En fin: vivimos en la época de las mil epistemologías, y de casi ninguna que merezca el nombre de tal. La concepción del mundo de los incas fue eso, una concepción, una cosmovisión, no una epistemología. Los saberes prácticos de los sujetos son saberes, no epistemologías. Existen diversos desarrollos de teoría, pero no de teoría sobre la teoría: y ellos no son una epistemología que pueda dar razón de las condiciones de validez de los enunciados (sin limitarlos a su valor exclusivamente ético o político).

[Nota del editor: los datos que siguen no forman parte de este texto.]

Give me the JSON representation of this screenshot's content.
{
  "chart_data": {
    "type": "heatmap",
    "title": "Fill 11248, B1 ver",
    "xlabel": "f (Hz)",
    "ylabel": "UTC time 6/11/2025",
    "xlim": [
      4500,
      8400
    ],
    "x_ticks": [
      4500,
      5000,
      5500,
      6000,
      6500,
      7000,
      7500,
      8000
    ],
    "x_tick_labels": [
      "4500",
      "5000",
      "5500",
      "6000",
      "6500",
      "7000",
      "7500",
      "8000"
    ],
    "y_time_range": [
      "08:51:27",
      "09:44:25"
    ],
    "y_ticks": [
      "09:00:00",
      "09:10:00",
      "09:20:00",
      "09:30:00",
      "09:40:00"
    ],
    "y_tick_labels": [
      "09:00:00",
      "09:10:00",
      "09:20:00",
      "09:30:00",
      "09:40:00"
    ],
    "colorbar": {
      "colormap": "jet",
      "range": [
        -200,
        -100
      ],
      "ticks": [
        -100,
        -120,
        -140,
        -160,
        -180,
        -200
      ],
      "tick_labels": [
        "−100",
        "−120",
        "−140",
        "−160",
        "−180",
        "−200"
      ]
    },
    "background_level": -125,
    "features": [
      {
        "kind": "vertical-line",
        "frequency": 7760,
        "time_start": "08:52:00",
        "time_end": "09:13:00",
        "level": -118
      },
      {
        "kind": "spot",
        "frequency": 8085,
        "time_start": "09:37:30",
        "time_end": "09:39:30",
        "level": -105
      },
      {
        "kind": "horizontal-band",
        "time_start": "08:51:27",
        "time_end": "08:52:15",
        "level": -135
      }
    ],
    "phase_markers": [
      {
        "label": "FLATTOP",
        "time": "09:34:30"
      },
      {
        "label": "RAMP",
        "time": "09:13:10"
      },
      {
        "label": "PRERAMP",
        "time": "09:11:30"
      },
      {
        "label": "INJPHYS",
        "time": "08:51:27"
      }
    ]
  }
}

Es hora de recuperar la importancia de la ciencia: no para fetichizarla, pero sí para advertir que los ataques a ella provienen principalmente de las nuevas derechas portadoras de un irracionalismo militante. Estas se asientan en la lucha contra los progresismos vigentes, con fuerte acento contra los feminismos, los cuales pueden dar lugar a posiciones polémicas, pero de ningún modo oscurantistas. De tal modo, la razón exige de nuevo ser reivindicada, y la ciencia es uno de los logros más preciados de esa razón. Así, el embate contra la modernidad no debiera arrasar con aquello que nos permite entender de mejor modo el universo, y combatir contra el prejuicio anticientífico que acompaña a varias de las postulaciones de las nuevas derechas.